UPDATED: Athens legalizes alcohol sales on Sundays
Published 7:11 pm Monday, June 26, 2017
- Sunday sales
Most Athens residents won’t be buying a drink at one second past 6 a.m. on Sunday, July 2, but it will be legal.
In a 4-1 vote Monday, Athens City Council members legalized the sale of alcoholic beverages on Sundays. City voters had already legalized the sale of alcohol Mondays through Saturdays in 2003.
Legal Sunday hours will be 6 a.m. to midnight beginning July 2 for any establishment licensed by the city to sell alcoholic beverages. Sunday will have the most hours of legal sales because Saturday hours already extend to 2 a.m. on Sunday.
District 5 Councilman Wayne Harper cast the lone vote against the proposal, and not because he believes drinking alcoholic beverages is wrong, he said before the vote.
“I am going to vote ‘no.’ I am not anti-alcohol. I don’t think having a drink is a sin, as long as it is done tastefully and in moderation. I am definitely not anti-business. It will help business if it passes,” he said. “The majority of people in District 5 who voted for me are against this. So, I am going to vote ‘no’ tonight. If this passes, I think Athens is still going to be a great place to live and if it fails, it is still going to be a great place to live.”
The rest of the council voted “yes,” including District 4 Council President Joseph Cannon, District 3 Councilman Frank Travis, District 2 Councilman Harold Wales and District 1 Councilman Chris Seibert.
Wales said he struggled with the decision but stood by his promise to vote in favor of Sunday sales.
“I’ve received more calls on this than almost anything we have ever had. This is a decision not easy for me. It is a decision that will define who we are as a council. But, I said at a public hearing I would.”
Wales cited the four ministers who spoke during the June 19 public hearing on the issue as offering good reasons not to support the measure.
“Like the ministers, it is important to them and it is to me,” Wales said. “It is a moral issue. We’ve got a lot of people holding on to the older ways and that’s not bad. This will move us ahead. Bring in businesses, hotels, restaurants and taxes, taxes and more taxes that will go to improve our education system. Not only that, it (the money) paves our streets.”
He said the city was only spending $260,000 a year on paving until a previous council passed a penny sales tax increase, then the spending went to $1 million a year.
“I realize this is a moral issue, and I am a Christian also. This will not offend me in any way. It will not bother me any more than it would on a Wednesday. The overwhelming majority (of people) have said ‘I understand you are all doing this for the right reasons.’ I did not make this decision easy. I stuck to my word.”

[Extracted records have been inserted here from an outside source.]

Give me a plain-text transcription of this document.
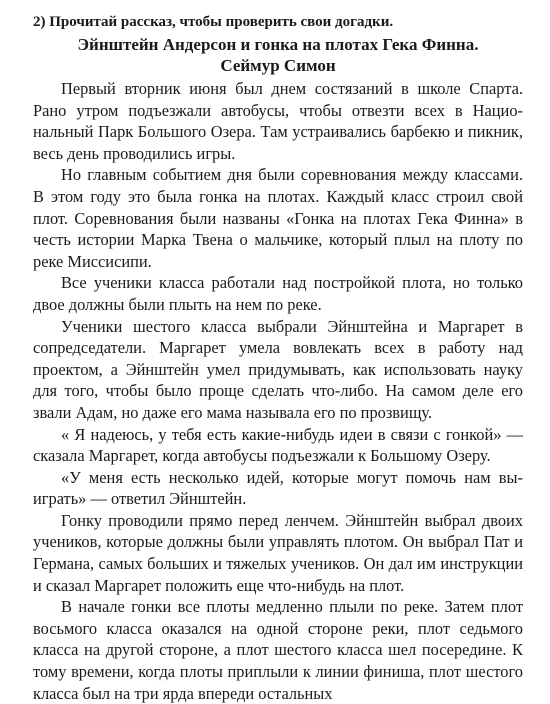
2) Прочитай рассказ, чтобы проверить свои догадки.
Эйнштейн Андерсон и гонка на плотах Гека Финна.
Сеймур Симон

Первый вторник июня был днем состязаний в школе Спарта. Рано утром подъезжали автобусы, чтобы отвезти всех в Национальный Парк Большого Озера. Там устраивались барбекю и пикник, весь день проводились игры.

Но главным событием дня были соревнования между классами. В этом году это была гонка на плотах. Каждый класс строил свой плот. Соревнования были названы «Гонка на плотах Гека Финна» в честь истории Марка Твена о мальчике, который плыл на плоту по реке Миссисипи.

Все ученики класса работали над постройкой плота, но только двое должны были плыть на нем по реке.

Ученики шестого класса выбрали Эйнштейна и Маргарет в сопредседатели. Маргарет умела вовлекать всех в работу над проектом, а Эйнштейн умел придумывать, как использовать науку для того, чтобы было проще сделать что-либо. На самом деле его звали Адам, но даже его мама называла его по прозвищу.

« Я надеюсь, у тебя есть какие-нибудь идеи в связи с гонкой» — сказала Маргарет, когда автобусы подъезжали к Большому Озеру.

«У меня есть несколько идей, которые могут помочь нам выиграть» — ответил Эйнштейн.

Гонку проводили прямо перед ленчем. Эйнштейн выбрал двоих учеников, которые должны были управлять плотом. Он выбрал Пат и Германа, самых больших и тяжелых учеников. Он дал им инструкции и сказал Маргарет положить еще что-нибудь на плот.

В начале гонки все плоты медленно плыли по реке. Затем плот восьмого класса оказался на одной стороне реки, плот седьмого класса на другой стороне, а плот шестого класса шел посередине. К тому времени, когда плоты приплыли к линии финиша, плот шестого класса был на три ярда впереди остальных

Because Seibert introduced the ordinance at the June 19 public hearing on Sunday sales, the council was able to vote Monday to decide the issue.
Cannon and Seibert did not issue comments prior to voting Monday but they have commented on the matter in the Saturday, June 24, edition of The New Courier. Travis also did not comment prior to voting but he did recite, nearly from memory, the entire Rudyard Kipling poem titled “If,” which certainly applies to the difficulty of being a councilman trying to decide a divisive issue. Travis substituted Kipling’s last line: “And — which is more — you’ll be a Man my son!” with his own, “You will be a City Councilman.”
The city obtained permission from the state Legislature to vote directly on legalizing Sunday sales.
Mayor Ronnie Marks has said Sunday sales could boost alcohol revenue by as much as 20 percent, which is about $140,000 a year based on the city’s roughly $700,000 in annual alcohol sales tax collections. Half the alcohol sales tax collected each year goes to city schools. The schools are currently using the money to repay the debt on the new $55 million high school over the next 30 years. The city uses its half to repay general fund debt.
At a public hearing on the matter, residents spoke 4-1 in favor of legalizing Sunday sales.